Paul A. Zahl
Paul A. Zahl (1910–1985) was an American biologist. He was a frequently published author and columnist as well as a respected photographer and explorer. He served as senior scientist to the National Geographic Society from 1958 to 1975.
Life and career
Paul Arthur Zahl was born in Bensenville, Illinois in 1910. He was an honors graduate of North Central College in that state, then received his doctorate in experimental biology from Harvard University in 1936, and immediately became notable in cancer research at Haskins Laboratories.
However, he became increasingly interested in natural history and wrote his first book "To the Lost World" in 1939. This was about a trip he took to Mt. Roraima in Venezuela. He wrote few books during his long career: "Blindness: Modern Approaches to the Unseen Environment" (1950), "Flamingo Hunt" (1952), and "Coro-Coro: World of the Scarlet Ibis" (1954). Also during this period he did research at New York's Museum of Natural History.
Zahl wrote more articles for National Geographic than anyone else in its long history, over fifty articles from 1949 to 1978. He always chose his subject matter and was never assigned them, and all the photography was taken by him. He wrote about coral reefs and volcanoes, giant frogs, carnivorous plants, seahorses, scorpions, man-of-war jellyfish, piranhas, hatchetfish, butterflies, and slime molds. He discovered the tallest redwood tree known at the time in the mid-sixties, which made the magazine's cover.

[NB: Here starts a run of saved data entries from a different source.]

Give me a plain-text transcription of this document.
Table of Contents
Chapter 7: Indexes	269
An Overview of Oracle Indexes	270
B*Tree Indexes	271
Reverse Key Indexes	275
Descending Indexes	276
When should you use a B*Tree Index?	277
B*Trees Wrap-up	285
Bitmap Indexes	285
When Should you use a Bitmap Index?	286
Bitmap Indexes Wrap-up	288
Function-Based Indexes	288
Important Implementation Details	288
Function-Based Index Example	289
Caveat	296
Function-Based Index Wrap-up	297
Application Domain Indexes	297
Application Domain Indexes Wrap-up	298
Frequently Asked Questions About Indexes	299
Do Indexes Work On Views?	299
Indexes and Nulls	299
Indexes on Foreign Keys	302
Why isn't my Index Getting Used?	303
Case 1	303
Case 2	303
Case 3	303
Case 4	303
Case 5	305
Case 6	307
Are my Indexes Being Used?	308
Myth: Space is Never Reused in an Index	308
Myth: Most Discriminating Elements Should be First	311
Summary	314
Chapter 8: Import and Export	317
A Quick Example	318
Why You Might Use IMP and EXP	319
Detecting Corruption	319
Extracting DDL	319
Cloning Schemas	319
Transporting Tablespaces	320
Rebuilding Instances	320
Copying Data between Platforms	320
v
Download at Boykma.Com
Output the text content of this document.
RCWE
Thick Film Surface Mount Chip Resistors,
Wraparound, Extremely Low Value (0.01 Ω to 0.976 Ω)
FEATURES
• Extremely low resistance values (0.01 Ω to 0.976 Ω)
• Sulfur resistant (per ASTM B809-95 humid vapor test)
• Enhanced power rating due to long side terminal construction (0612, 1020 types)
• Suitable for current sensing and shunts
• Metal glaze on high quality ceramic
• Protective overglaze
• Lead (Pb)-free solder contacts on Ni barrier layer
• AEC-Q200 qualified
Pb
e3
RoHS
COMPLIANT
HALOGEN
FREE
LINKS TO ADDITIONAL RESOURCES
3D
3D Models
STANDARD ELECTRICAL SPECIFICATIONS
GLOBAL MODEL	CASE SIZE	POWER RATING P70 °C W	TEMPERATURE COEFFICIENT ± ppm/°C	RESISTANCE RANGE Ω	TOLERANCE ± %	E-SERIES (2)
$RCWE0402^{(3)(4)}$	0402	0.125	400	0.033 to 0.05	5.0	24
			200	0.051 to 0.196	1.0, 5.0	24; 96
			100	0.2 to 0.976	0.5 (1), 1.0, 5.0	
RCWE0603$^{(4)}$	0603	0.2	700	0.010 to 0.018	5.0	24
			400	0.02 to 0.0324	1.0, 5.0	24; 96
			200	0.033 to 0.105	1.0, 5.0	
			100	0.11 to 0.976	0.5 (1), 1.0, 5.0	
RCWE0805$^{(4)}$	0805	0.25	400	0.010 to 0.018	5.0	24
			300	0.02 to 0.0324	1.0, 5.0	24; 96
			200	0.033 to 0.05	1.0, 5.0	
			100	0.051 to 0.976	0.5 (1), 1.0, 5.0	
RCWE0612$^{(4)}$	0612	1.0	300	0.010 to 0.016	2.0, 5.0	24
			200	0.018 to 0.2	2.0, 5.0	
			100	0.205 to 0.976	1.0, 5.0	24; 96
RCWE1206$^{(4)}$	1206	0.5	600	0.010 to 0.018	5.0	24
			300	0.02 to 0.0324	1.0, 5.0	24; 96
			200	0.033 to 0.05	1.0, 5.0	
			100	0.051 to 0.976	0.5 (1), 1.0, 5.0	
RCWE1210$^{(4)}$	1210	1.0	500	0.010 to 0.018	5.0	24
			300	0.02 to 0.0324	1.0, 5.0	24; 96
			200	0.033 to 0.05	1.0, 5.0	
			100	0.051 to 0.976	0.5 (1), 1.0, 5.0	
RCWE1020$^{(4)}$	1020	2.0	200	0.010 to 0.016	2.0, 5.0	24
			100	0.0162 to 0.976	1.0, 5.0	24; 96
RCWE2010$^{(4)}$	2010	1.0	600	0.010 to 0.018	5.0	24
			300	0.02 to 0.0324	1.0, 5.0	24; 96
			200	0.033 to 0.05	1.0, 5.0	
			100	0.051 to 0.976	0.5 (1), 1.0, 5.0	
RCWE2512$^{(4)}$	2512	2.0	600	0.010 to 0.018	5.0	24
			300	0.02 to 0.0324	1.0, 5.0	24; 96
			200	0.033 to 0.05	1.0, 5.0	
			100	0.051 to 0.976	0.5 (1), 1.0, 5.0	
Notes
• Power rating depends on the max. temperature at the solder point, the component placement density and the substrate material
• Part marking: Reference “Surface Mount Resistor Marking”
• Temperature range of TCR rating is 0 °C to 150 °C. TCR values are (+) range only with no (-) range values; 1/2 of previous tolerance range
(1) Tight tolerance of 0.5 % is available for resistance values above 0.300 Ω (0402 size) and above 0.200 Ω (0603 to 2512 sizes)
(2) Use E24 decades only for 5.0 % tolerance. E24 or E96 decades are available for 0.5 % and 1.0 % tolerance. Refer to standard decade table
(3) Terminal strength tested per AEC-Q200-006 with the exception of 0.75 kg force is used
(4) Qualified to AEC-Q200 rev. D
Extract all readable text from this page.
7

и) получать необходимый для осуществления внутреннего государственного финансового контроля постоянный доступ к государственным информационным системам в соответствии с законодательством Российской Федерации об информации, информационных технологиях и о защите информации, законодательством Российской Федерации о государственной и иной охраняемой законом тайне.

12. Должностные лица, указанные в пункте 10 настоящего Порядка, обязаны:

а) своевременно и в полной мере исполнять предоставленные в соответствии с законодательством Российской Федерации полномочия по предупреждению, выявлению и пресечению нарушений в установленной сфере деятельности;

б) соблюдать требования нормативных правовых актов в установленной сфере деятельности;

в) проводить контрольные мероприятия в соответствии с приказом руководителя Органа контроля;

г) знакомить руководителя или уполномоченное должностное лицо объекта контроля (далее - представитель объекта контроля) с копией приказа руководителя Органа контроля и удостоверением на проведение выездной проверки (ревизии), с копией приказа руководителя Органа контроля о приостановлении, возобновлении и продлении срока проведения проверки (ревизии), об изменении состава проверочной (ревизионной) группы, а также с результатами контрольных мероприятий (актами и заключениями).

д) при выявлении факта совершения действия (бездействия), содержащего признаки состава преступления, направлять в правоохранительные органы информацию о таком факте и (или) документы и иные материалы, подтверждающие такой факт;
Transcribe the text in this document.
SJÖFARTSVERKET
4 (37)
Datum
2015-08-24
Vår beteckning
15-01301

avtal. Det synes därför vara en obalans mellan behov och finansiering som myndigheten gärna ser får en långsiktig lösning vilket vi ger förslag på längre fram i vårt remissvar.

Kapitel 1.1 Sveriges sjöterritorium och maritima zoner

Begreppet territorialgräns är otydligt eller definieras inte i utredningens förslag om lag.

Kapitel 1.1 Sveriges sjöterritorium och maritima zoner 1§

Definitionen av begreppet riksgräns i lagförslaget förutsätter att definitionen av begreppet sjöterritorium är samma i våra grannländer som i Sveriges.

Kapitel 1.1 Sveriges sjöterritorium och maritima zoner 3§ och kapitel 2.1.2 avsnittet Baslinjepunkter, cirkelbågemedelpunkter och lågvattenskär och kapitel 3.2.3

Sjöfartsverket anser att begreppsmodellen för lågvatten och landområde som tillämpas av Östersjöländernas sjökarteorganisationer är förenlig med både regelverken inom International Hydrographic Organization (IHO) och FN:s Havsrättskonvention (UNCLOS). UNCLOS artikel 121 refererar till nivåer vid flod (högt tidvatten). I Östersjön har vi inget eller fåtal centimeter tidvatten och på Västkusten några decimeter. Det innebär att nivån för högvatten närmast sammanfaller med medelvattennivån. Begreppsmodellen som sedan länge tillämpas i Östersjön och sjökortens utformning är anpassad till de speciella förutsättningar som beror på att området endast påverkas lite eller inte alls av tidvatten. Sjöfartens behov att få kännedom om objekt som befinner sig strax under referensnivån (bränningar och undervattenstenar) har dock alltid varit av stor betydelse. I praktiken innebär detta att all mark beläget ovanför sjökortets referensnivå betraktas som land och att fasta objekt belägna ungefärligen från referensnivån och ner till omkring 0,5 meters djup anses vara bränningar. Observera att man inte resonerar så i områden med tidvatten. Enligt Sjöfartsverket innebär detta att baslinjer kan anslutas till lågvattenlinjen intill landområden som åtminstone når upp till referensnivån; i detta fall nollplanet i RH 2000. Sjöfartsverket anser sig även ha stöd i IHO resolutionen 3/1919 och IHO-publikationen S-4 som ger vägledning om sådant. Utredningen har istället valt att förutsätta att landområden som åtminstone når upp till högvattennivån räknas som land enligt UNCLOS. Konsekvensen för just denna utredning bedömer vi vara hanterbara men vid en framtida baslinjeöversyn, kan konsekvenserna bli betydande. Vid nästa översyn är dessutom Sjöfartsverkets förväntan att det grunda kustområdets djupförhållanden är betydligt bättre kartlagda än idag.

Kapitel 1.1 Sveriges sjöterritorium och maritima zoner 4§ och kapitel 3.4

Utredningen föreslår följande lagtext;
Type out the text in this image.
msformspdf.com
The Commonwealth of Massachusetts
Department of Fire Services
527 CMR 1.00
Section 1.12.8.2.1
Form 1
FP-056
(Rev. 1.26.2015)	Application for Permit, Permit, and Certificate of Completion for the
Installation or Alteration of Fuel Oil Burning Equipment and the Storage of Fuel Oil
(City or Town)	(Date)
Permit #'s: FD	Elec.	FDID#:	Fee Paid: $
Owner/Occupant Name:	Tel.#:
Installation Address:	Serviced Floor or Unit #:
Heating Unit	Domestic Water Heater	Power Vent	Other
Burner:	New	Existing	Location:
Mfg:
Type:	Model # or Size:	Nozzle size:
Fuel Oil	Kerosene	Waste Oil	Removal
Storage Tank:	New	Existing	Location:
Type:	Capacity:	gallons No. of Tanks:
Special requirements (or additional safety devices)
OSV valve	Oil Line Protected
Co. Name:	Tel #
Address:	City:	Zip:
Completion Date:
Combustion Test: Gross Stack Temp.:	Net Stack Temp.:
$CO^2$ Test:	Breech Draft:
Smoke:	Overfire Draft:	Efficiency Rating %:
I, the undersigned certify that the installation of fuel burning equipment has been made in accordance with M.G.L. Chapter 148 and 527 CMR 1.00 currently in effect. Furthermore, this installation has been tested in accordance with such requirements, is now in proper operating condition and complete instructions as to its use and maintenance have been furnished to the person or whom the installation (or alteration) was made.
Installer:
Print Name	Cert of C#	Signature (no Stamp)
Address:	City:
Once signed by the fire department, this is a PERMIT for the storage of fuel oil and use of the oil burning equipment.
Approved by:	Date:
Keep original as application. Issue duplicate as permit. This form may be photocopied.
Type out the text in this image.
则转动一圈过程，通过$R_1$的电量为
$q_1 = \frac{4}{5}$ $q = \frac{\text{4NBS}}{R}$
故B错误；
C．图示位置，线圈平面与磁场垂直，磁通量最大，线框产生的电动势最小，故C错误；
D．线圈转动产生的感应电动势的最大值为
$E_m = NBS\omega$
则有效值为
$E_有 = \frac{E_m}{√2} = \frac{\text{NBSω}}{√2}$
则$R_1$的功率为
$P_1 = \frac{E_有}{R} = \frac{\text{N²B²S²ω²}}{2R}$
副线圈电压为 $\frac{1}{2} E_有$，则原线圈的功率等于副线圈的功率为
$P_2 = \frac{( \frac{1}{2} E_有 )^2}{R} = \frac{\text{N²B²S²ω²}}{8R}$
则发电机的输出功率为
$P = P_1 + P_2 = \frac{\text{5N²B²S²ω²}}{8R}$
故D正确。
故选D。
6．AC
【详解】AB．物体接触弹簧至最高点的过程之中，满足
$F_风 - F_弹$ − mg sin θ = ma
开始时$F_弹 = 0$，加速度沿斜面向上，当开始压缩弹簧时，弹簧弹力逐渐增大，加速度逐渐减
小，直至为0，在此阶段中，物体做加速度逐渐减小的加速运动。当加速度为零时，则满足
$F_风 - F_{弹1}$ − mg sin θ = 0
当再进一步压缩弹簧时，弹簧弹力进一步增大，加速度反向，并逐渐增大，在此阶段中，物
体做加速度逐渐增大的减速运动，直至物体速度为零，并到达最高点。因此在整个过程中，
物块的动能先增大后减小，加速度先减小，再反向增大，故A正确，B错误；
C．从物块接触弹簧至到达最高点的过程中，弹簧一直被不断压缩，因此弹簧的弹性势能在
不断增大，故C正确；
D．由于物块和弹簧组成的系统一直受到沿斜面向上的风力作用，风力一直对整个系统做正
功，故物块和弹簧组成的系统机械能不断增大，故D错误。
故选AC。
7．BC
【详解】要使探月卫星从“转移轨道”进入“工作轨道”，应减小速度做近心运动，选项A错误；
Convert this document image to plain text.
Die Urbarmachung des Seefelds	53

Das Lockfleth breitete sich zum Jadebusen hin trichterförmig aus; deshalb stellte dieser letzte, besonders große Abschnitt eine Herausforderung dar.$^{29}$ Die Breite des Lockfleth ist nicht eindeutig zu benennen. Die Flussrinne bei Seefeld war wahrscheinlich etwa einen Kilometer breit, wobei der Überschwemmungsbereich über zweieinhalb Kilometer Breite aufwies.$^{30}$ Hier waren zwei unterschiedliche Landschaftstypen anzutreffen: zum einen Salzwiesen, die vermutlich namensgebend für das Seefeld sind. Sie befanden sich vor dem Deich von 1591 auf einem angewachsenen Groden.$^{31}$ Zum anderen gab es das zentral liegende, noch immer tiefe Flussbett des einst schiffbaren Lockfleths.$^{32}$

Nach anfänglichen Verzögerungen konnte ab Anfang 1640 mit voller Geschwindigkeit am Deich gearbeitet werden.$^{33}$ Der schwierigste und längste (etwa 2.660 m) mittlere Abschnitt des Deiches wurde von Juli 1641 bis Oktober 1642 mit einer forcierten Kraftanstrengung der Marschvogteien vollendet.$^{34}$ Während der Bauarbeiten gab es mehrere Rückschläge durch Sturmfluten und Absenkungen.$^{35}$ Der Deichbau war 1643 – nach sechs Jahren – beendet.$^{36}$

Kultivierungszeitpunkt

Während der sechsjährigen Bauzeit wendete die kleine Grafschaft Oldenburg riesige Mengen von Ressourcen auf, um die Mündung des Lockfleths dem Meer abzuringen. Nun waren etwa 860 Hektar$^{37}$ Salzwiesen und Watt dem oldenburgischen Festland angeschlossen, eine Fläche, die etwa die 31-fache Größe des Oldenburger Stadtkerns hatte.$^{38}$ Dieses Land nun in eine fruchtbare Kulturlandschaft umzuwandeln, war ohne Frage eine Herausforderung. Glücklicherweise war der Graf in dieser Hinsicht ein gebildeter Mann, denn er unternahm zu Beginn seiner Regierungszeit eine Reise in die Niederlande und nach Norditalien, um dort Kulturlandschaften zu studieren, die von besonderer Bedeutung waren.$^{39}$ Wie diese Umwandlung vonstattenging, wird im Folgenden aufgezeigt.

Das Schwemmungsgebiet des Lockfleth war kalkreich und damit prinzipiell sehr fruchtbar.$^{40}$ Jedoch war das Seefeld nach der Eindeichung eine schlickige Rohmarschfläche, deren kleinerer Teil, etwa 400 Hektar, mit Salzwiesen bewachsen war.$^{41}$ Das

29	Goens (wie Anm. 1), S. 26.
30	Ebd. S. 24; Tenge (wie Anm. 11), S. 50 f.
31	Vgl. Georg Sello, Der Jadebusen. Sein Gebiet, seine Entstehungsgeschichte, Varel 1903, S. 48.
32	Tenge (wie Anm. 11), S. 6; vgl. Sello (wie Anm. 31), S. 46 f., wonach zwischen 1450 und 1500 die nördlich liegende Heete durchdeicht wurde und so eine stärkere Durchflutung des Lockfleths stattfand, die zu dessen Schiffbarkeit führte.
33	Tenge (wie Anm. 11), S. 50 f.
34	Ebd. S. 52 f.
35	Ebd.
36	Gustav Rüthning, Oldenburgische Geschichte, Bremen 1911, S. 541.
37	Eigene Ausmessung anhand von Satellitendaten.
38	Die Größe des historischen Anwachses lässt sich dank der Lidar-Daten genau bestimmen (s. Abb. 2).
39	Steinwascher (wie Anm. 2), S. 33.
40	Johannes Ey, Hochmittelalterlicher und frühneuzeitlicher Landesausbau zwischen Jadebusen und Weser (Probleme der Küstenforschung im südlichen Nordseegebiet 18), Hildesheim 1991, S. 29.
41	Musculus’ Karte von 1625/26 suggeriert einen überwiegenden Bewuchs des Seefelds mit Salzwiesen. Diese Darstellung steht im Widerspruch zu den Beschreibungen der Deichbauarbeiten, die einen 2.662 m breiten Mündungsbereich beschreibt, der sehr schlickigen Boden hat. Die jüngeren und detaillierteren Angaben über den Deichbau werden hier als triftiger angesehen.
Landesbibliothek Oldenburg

Zahl was married and had two children. At least sixteen of the articles included the entire Zahl family as they went off on adventurous vacations exploring the natural world. Up until 1959, the covers of the magazine had the famous yellow border and the black-on-white table of contents, but no photography. When photos were added, Mrs. Eda Zahl was the first human being to grace the cover of the magazine - even diving apparatus couldn't hide her good looks and she became known as the "playgirl of National Geographic".
Zahl wrote prolifically. His articles also appeared in Atlantic Magazine, Scientific American, Scientific Monthly, and in the 1960s he wrote a column for The American Scholar. He won many awards for photography and some of his work is on permanent display in New York's Museum of Modern Art.
Paul A. Zahl died of prostate cancer in 1985, at the age of 75. At the National Geographic Society headquarters, they hung the flag at half mast.